1) Hyperthreaded cores aren't real cores, and shouldn't be counted as such. Estimates vary, but I've seen figures that enabling HyperThreading gives you as low as 10-30% additional performance in vSphere.
2) Assigning more vCPUs to a VM should always be considered carefully, especially at higher numbers. The reason (drastically simplified) is that the resource scheduler has to find a time slot where there's enough cores available to execute all cores simultaneously. So on a simplified, hyper-unrealistic, example host with say 10 cores, and 10 VMs with 2 vCPUs, you'd have 5 of VMs waiting (aka. halted) half the time, and 5 VMs executing, alternating between each state. This is alright since all VMs are getting CPU time, and everything is dandy. Now we introduce the 11th VM, with 10 vCPUs. Suddenly you have 10 VMs waiting while the big VM gets it's stuff done, and then 5 of them execute, and then the 5 others. So now your VMs are running 33 % of the time, instead of 50%. In a complex environment, allocating relatively huge amounts of vCPUs can lower performance, especially if the VM doesn't run anything that can actually use all the vCPUs.
3) My personal best practice is to never give a VM more than half the logical cores on one single processor, this is usually also normally quite a sane number with Xeon processors anyhow. This avoids problems with "depending" too much on HT "cores", and also makes your VMs fit on a single processor, making it easier for the scheduler.

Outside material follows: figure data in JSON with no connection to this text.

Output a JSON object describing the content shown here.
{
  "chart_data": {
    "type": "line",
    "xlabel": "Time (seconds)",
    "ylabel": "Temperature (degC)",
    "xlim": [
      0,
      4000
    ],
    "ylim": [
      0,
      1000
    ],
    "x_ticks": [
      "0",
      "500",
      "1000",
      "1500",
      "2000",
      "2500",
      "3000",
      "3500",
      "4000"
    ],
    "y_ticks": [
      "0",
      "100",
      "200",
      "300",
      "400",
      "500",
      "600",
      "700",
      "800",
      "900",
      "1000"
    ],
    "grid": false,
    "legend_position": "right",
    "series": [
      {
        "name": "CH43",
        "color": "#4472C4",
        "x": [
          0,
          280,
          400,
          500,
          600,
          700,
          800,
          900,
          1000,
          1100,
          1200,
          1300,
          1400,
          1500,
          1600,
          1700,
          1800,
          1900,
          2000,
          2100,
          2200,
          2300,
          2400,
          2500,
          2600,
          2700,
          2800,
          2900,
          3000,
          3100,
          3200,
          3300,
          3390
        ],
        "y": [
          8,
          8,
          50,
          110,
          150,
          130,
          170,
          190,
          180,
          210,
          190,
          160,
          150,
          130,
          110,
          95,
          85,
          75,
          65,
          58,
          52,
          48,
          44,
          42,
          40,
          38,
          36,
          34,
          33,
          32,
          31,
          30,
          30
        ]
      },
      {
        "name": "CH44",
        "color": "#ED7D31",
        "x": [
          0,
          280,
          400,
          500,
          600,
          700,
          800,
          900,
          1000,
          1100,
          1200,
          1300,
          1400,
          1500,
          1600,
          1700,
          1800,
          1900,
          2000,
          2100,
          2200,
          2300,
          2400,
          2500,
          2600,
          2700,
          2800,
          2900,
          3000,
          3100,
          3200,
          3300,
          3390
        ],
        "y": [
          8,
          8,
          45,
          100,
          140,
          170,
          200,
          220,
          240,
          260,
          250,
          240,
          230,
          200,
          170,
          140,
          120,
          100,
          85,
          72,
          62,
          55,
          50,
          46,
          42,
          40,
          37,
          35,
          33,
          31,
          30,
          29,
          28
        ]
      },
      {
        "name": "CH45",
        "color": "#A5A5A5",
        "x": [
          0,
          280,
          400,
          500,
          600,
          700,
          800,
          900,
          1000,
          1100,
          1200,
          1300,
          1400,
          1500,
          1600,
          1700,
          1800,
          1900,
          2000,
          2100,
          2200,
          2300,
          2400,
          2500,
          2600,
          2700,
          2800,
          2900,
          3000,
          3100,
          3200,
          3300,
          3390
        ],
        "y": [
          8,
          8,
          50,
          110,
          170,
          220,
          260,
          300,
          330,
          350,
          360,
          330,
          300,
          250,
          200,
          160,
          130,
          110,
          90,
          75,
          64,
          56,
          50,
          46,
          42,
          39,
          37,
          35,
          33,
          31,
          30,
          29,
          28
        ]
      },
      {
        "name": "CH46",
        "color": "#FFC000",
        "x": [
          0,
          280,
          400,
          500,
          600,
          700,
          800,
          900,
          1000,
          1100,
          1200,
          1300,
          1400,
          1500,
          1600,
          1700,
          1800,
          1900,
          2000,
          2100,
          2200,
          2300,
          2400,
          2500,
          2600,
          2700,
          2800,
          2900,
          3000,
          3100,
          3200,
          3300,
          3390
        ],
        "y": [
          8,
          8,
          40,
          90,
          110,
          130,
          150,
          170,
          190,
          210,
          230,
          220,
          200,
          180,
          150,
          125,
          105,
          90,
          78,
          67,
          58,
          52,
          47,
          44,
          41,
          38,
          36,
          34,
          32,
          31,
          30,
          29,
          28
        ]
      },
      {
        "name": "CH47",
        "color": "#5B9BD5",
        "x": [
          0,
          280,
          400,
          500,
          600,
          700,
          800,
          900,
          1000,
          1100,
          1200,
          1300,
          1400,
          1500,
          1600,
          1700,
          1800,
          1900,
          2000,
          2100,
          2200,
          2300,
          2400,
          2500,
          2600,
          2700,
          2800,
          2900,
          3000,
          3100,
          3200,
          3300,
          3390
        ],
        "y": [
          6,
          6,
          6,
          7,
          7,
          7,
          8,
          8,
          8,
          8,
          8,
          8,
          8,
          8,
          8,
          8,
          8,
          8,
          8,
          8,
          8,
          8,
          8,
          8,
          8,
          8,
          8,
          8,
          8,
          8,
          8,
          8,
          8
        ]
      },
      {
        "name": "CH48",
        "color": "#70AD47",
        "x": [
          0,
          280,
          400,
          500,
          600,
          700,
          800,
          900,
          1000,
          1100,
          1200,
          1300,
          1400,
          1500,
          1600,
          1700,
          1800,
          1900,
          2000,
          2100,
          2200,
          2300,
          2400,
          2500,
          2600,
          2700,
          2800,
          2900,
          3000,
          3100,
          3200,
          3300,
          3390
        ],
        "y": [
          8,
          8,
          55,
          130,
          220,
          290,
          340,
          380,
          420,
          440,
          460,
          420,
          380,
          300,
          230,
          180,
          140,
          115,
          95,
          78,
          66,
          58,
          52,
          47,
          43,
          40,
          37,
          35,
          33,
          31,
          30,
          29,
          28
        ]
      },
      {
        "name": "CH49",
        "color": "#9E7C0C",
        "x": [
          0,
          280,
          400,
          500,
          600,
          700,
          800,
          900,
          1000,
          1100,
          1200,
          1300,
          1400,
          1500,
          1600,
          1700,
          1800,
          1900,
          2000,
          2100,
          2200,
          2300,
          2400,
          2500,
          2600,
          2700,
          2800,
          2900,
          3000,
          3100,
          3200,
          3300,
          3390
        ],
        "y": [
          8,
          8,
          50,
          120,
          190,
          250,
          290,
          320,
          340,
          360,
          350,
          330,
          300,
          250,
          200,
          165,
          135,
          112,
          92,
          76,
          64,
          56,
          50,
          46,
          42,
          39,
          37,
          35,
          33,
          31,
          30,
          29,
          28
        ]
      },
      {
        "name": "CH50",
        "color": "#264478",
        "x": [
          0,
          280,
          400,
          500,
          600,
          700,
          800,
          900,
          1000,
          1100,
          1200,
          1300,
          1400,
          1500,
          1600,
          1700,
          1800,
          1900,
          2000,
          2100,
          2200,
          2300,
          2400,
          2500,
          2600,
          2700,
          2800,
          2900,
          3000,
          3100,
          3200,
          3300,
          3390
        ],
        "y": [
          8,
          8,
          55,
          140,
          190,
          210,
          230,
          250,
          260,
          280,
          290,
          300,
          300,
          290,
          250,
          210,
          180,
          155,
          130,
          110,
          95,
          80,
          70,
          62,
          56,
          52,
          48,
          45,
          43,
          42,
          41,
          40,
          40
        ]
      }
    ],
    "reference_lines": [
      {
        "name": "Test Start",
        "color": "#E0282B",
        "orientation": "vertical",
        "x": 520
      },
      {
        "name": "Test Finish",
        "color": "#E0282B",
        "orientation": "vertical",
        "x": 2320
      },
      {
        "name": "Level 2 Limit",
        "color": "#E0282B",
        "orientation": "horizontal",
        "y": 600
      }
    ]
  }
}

There's also the concept of NUMA nodes to take into account, if you start giving a VM more vCPUs than a single processor in the host can provide, you're basically forcing vSphere to split the VM between 2 NUMA nodes, making memory access slower, since not all memory is going to be local to either processor.
There's a lot more magic behind how vSphere schedules VM resources, and what I wrote above is hugely simplified, but these are guidelines that have served me well for almost a decade.